Others blame the device. A lady marched into the clinic, outraged. “Doctor, I didn’t even eat biryani. I only smelled it, and my sugar went up!” I wanted to ask whether she inhaled deeply, emotionally, or spiritually, but controlled myself. She returned two weeks later calmer, healthier, and wiser, because once the initial defensiveness passes, data becomes clarity, and clarity becomes change.

Some patients experiment like reality-TV contestants. One ate only papaya to prove purity; his graph galloped anyway.
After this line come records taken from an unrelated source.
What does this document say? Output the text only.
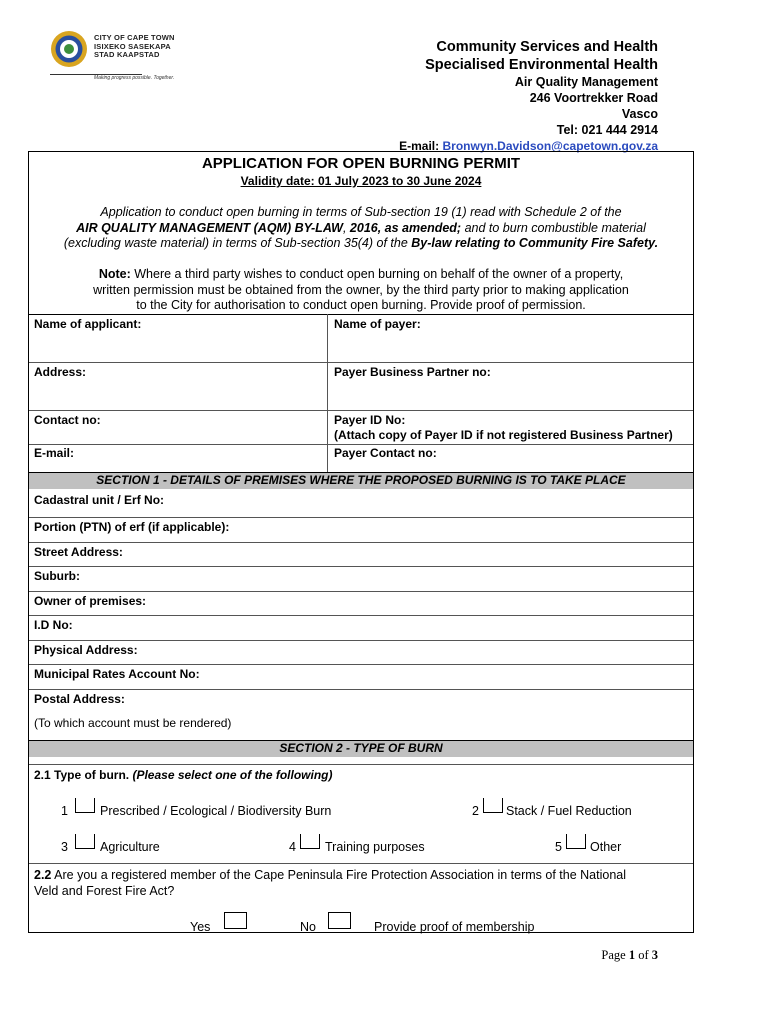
CITY OF CAPE TOWN
ISIXEKO SASEKAPA
STAD KAAPSTAD
Making progress possible. Together.
Community Services and Health
Specialised Environmental Health
Air Quality Management
246 Voortrekker Road
Vasco
Tel: 021 444 2914
E-mail: Bronwyn.Davidson@capetown.gov.za
APPLICATION FOR OPEN BURNING PERMIT
Validity date: 01 July 2023 to 30 June 2024
Application to conduct open burning in terms of Sub-section 19 (1) read with Schedule 2 of the
AIR QUALITY MANAGEMENT (AQM) BY-LAW, 2016, as amended; and to burn combustible material
(excluding waste material) in terms of Sub-section 35(4) of the By-law relating to Community Fire Safety.
Note: Where a third party wishes to conduct open burning on behalf of the owner of a property,
written permission must be obtained from the owner, by the third party prior to making application
to the City for authorisation to conduct open burning. Provide proof of permission.
Name of applicant:	Name of payer:
Address:	Payer Business Partner no:
Contact no:	Payer ID No:
(Attach copy of Payer ID if not registered Business Partner)
E-mail:	Payer Contact no:
SECTION 1 - DETAILS OF PREMISES WHERE THE PROPOSED BURNING IS TO TAKE PLACE
Cadastral unit / Erf No:
Portion (PTN) of erf (if applicable):
Street Address:
Suburb:
Owner of premises:
I.D No:
Physical Address:
Municipal Rates Account No:
Postal Address:
(To which account must be rendered)
SECTION 2 - TYPE OF BURN
2.1 Type of burn. (Please select one of the following)
1	Prescribed / Ecological / Biodiversity Burn	2 Stack / Fuel Reduction
3	Agriculture	4 Training purposes	5 Other
2.2 Are you a registered member of the Cape Peninsula Fire Protection Association in terms of the National
Veld and Forest Fire Act?
Yes	No	Provide proof of membership
Page 1 of 3
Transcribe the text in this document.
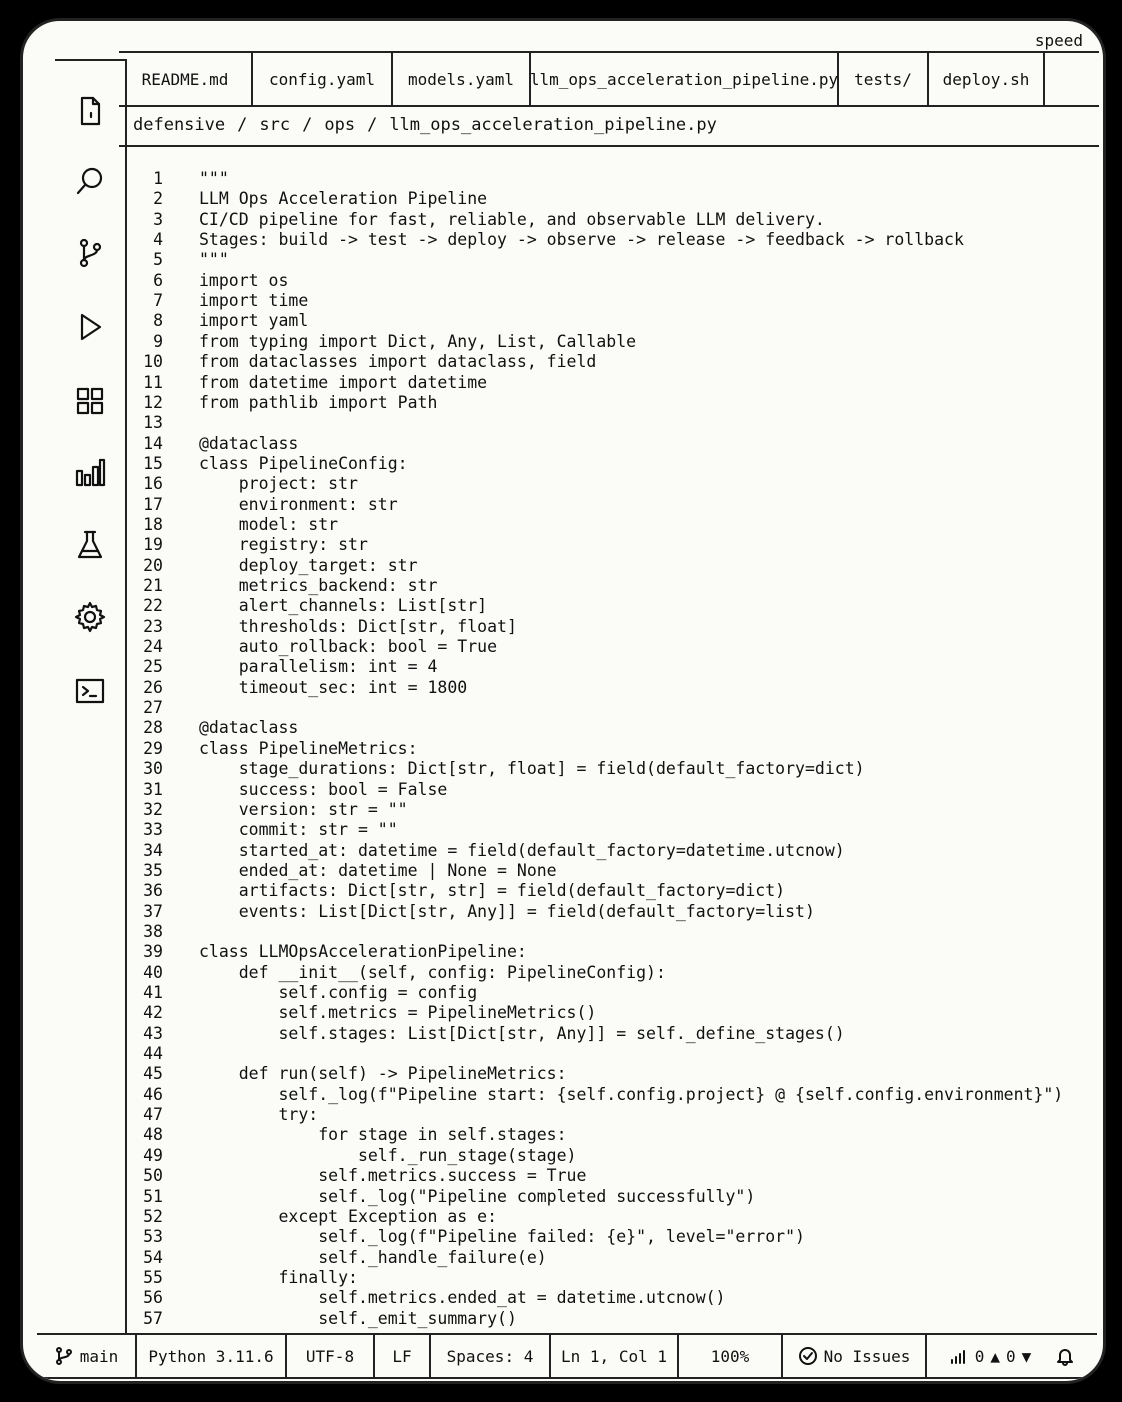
speed
README.md	config.yaml	models.yaml llm_ops_acceleration_pipeline.py tests/	deploy.sh
defensive / src / ops / llm_ops_acceleration_pipeline.py
1 """
2 LLM Ops Acceleration Pipeline
3 CI/CD pipeline for fast, reliable, and observable LLM delivery.
4 Stages: build -> test -> deploy -> observe -> release -> feedback -> rollback
5 """
6 import os
7 import time
8 import yaml
9 from typing import Dict, Any, List, Callable
10 from dataclasses import dataclass, field
11 from datetime import datetime
12 from pathlib import Path
13
14 @dataclass
15 class PipelineConfig:
16 project: str
17 environment: str
18 model: str
19 registry: str
20 deploy_target: str
21 metrics_backend: str
22 alert_channels: List[str]
23 thresholds: Dict[str, float]
24 auto_rollback: bool = True
25 parallelism: int = 4
26 timeout_sec: int = 1800
27
28 @dataclass
29 class PipelineMetrics:
30 stage_durations: Dict[str, float] = field(default_factory=dict)
31 success: bool = False
32 version: str = ""
33 commit: str = ""
34 started_at: datetime = field(default_factory=datetime.utcnow)
35 ended_at: datetime | None = None
36 artifacts: Dict[str, str] = field(default_factory=dict)
37 events: List[Dict[str, Any]] = field(default_factory=list)
38
39 class LLMOpsAccelerationPipeline:
40 def __init__(self, config: PipelineConfig):
41 self.config = config
42 self.metrics = PipelineMetrics()
43 self.stages: List[Dict[str, Any]] = self._define_stages()
44
45 def run(self) -> PipelineMetrics:
46 self._log(f"Pipeline start: {self.config.project} @ {self.config.environment}")
47 try:
48 for stage in self.stages:
49 self._run_stage(stage)
50 self.metrics.success = True
51 self._log("Pipeline completed successfully")
52 except Exception as e:
53 self._log(f"Pipeline failed: {e}", level="error")
54 self._handle_failure(e)
55 finally:
56 self.metrics.ended_at = datetime.utcnow()
57 self._emit_summary()
main	Python 3.11.6	UTF-8	LF	Spaces: 4	Ln 1, Col 1	100%	No Issues	0 ▲ 0 ▼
He threw his hands up and declared, “Even fruit cheats!” No, I told him gently—only expectations do. The CGM is not a judge. It is a translator. It doesn’t blame you. It finally explains you.

But then come the breakthroughs, the ones that make the journey worth observing. A retired teacher discovered her blood sugar behaved like a disciplined class when she walked after meals. No calibrated diets. No expensive powders. Just warm food, early dinners, sleep with dignity, and routine with respect. There was no “hack,” no drama. Just steady biology responding to steady behaviour. Ayurveda has been saying this for centuries: rhythm heals more than restriction.
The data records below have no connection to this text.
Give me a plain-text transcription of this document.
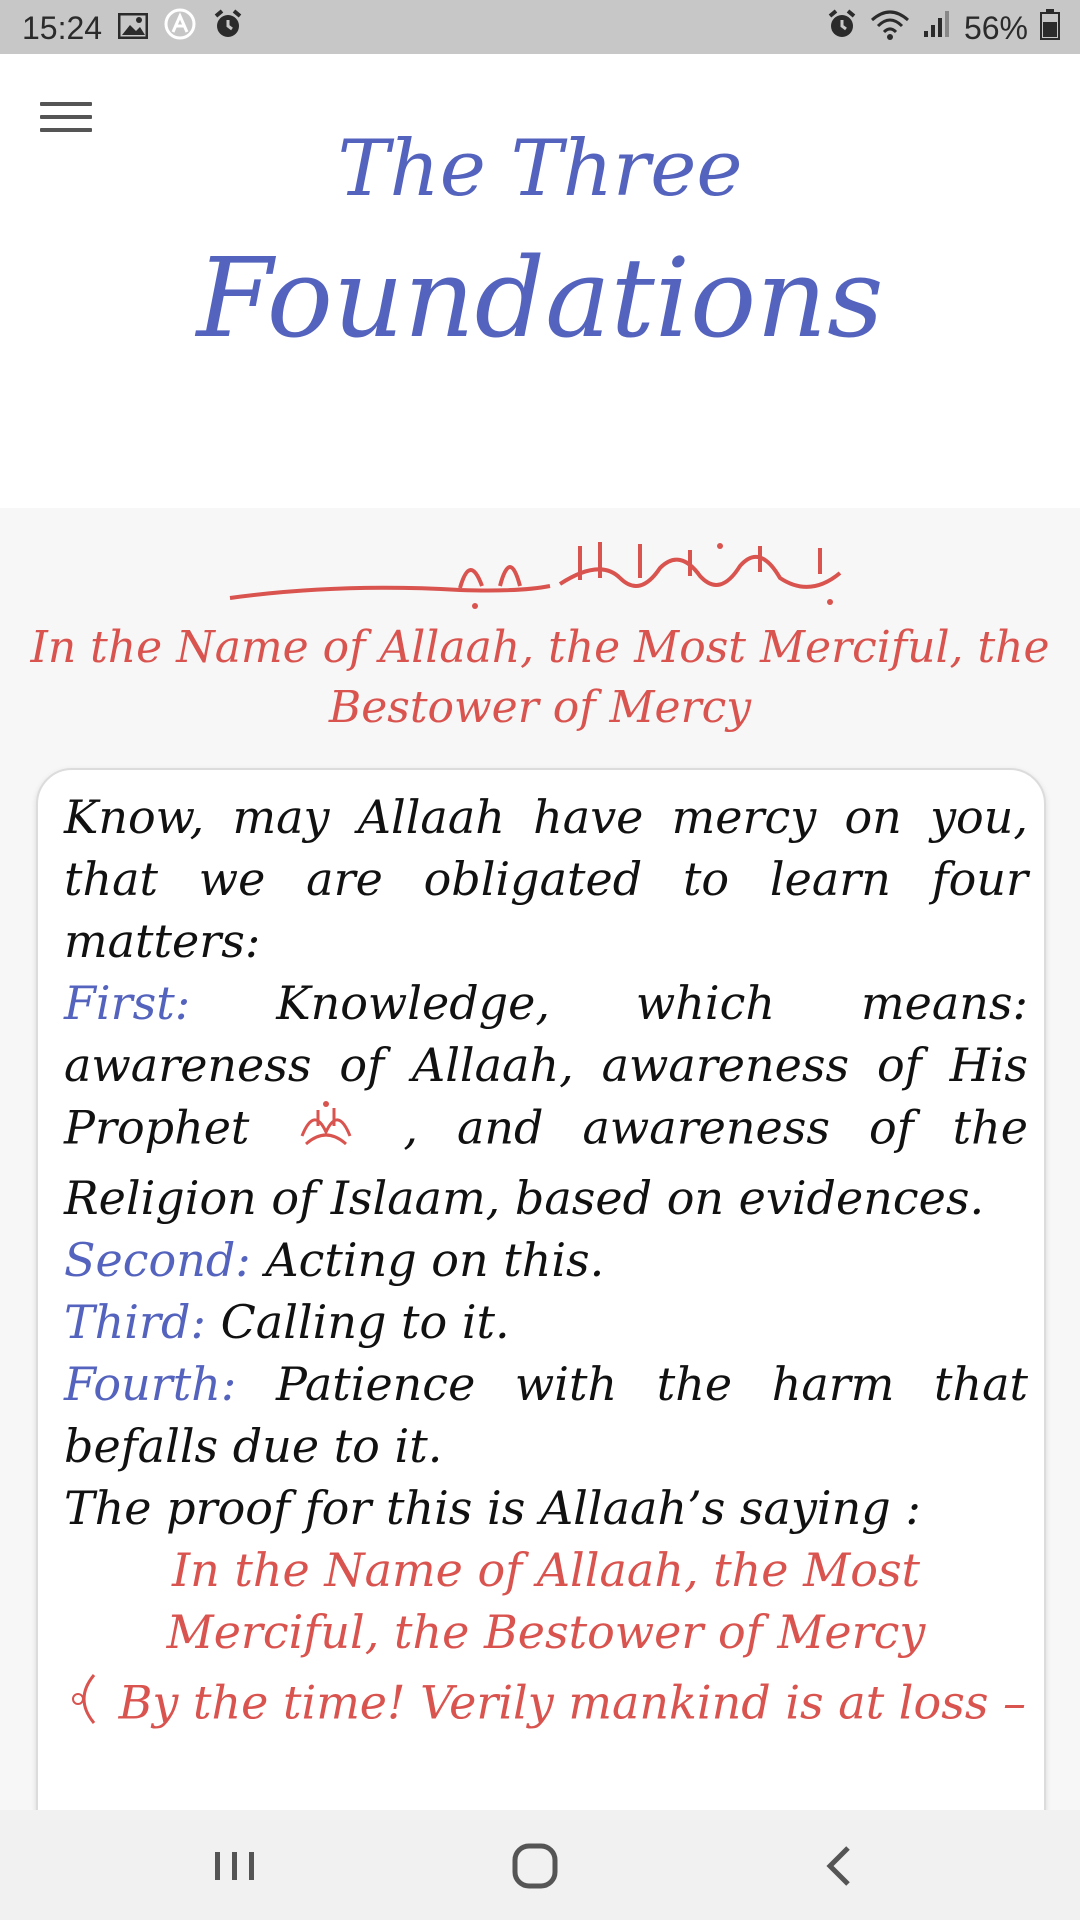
15:24	56%
The Three
Foundations
In the Name of Allaah, the Most Merciful, the Bestower of Mercy

Know, may Allaah have mercy on you, that we are obligated to learn four matters:

First: Knowledge, which means: awareness of Allaah, awareness of His Prophet	, and awareness of the Religion of Islaam, based on evidences.

Second: Acting on this.

Third: Calling to it.

Fourth: Patience with the harm that befalls due to it.

The proof for this is Allaah’s saying :

In the Name of Allaah, the Most Merciful, the Bestower of Mercy

By the time! Verily mankind is at loss –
Of course, there is a trap. Some people scan their glucose more frequently than teenagers refresh Instagram. The anxiety spikes their reading, the spike triggers panic, panic pushes the number higher, and soon the device is not helping them understand their body; it is narrating their stress.

After watching so many people use CGM, one truth stands tall: people don’t fear food; they fear knowing its consequences. Technology doesn’t punish; it reveals. And once the truth appears, there are only two pathways—change the habit or increase the dose. Most increase the dose first. Change arrives later, slowly, reluctantly, but eventually, permanently.
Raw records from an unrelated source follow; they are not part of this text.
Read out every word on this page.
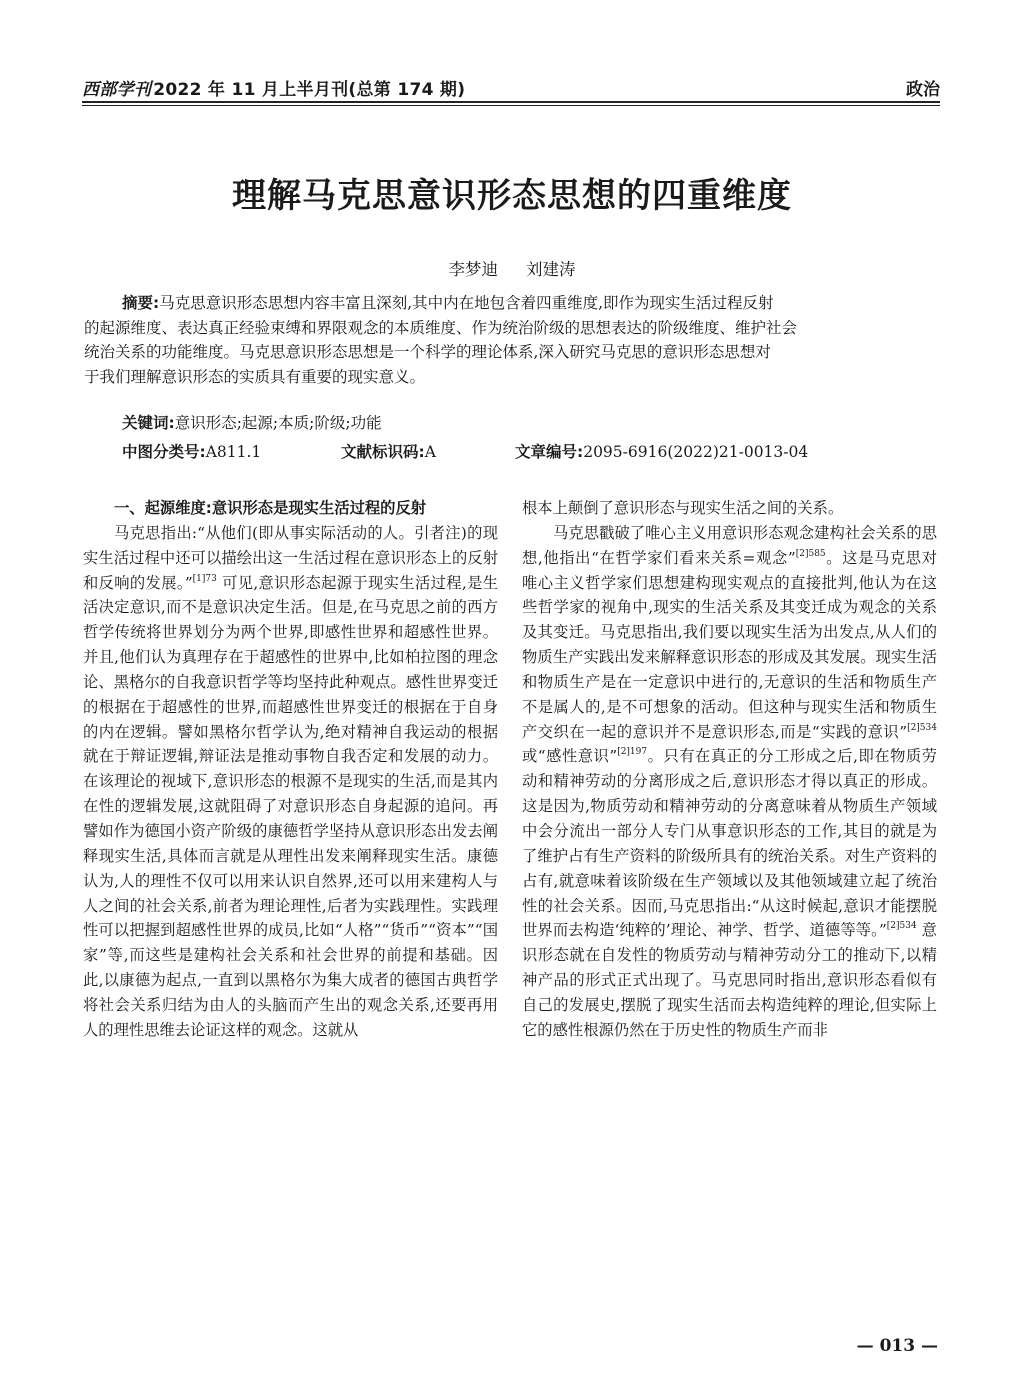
西部学刊 2022 年 11 月上半月刊(总第 174 期)	政治
理解马克思意识形态思想的四重维度
李梦迪 刘建涛
摘要:马克思意识形态思想内容丰富且深刻,其中内在地包含着四重维度,即作为现实生活过程反射
的起源维度、表达真正经验束缚和界限观念的本质维度、作为统治阶级的思想表达的阶级维度、维护社会
统治关系的功能维度。马克思意识形态思想是一个科学的理论体系,深入研究马克思的意识形态思想对
于我们理解意识形态的实质具有重要的现实意义。
关键词:意识形态;起源;本质;阶级;功能
中图分类号:A811.1	文献标识码:A	文章编号:2095-6916(2022)21-0013-04
一、起源维度:意识形态是现实生活过程的反射

马克思指出:“从他们(即从事实际活动的人。引者注)的现实生活过程中还可以描绘出这一生活过程在意识形态上的反射和反响的发展。”$^{[1]73}$ 可见,意识形态起源于现实生活过程,是生活决定意识,而不是意识决定生活。但是,在马克思之前的西方哲学传统将世界划分为两个世界,即感性世界和超感性世界。并且,他们认为真理存在于超感性的世界中,比如柏拉图的理念论、黑格尔的自我意识哲学等均坚持此种观点。感性世界变迁的根据在于超感性的世界,而超感性世界变迁的根据在于自身的内在逻辑。譬如黑格尔哲学认为,绝对精神自我运动的根据就在于辩证逻辑,辩证法是推动事物自我否定和发展的动力。在该理论的视域下,意识形态的根源不是现实的生活,而是其内在性的逻辑发展,这就阻碍了对意识形态自身起源的追问。再譬如作为德国小资产阶级的康德哲学坚持从意识形态出发去阐释现实生活,具体而言就是从理性出发来阐释现实生活。康德认为,人的理性不仅可以用来认识自然界,还可以用来建构人与人之间的社会关系,前者为理论理性,后者为实践理性。实践理性可以把握到超感性世界的成员,比如“人格”“货币”“资本”“国家”等,而这些是建构社会关系和社会世界的前提和基础。因此,以康德为起点,一直到以黑格尔为集大成者的德国古典哲学将社会关系归结为由人的头脑而产生出的观念关系,还要再用人的理性思维去论证这样的观念。这就从

根本上颠倒了意识形态与现实生活之间的关系。

马克思戳破了唯心主义用意识形态观念建构社会关系的思想,他指出“在哲学家们看来关系=观念”$^{[2]585}$。这是马克思对唯心主义哲学家们思想建构现实观点的直接批判,他认为在这些哲学家的视角中,现实的生活关系及其变迁成为观念的关系及其变迁。马克思指出,我们要以现实生活为出发点,从人们的物质生产实践出发来解释意识形态的形成及其发展。现实生活和物质生产是在一定意识中进行的,无意识的生活和物质生产不是属人的,是不可想象的活动。但这种与现实生活和物质生产交织在一起的意识并不是意识形态,而是“实践的意识”$^{[2]534}$ 或“感性意识”$^{[2]197}$。只有在真正的分工形成之后,即在物质劳动和精神劳动的分离形成之后,意识形态才得以真正的形成。这是因为,物质劳动和精神劳动的分离意味着从物质生产领域中会分流出一部分人专门从事意识形态的工作,其目的就是为了维护占有生产资料的阶级所具有的统治关系。对生产资料的占有,就意味着该阶级在生产领域以及其他领域建立起了统治性的社会关系。因而,马克思指出:“从这时候起,意识才能摆脱世界而去构造‘纯粹的’理论、神学、哲学、道德等等。”$^{[2]534}$ 意识形态就在自发性的物质劳动与精神劳动分工的推动下,以精神产品的形式正式出现了。马克思同时指出,意识形态看似有自己的发展史,摆脱了现实生活而去构造纯粹的理论,但实际上它的感性根源仍然在于历史性的物质生产而非

— 013 —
 What is CGM in the end? Not a gadget.Not a trend.Not punishment. It is a mirror.

A mirror that shows how we eat, how we soothe ourselves, how we justify excess, how we chase pleasure, and how the body faithfully records every chapter without judgment.

When the device finally comes off, the real question remains quiet, persistent, impossible to ignore:

Now that you have seen the truth, what will you do with it?
Because medicines can control glucose, technology can measure it, but only your daily choices can rewrite the story.

If one line must stay long after the graphs disappear, let it be this: You can negotiate with diet, excuse your habits, and adjust medication, but the body never bargains. It only responds.

I have written a book.
If this blog spoke to you, the book will stay with you longer.
You can get your copy here.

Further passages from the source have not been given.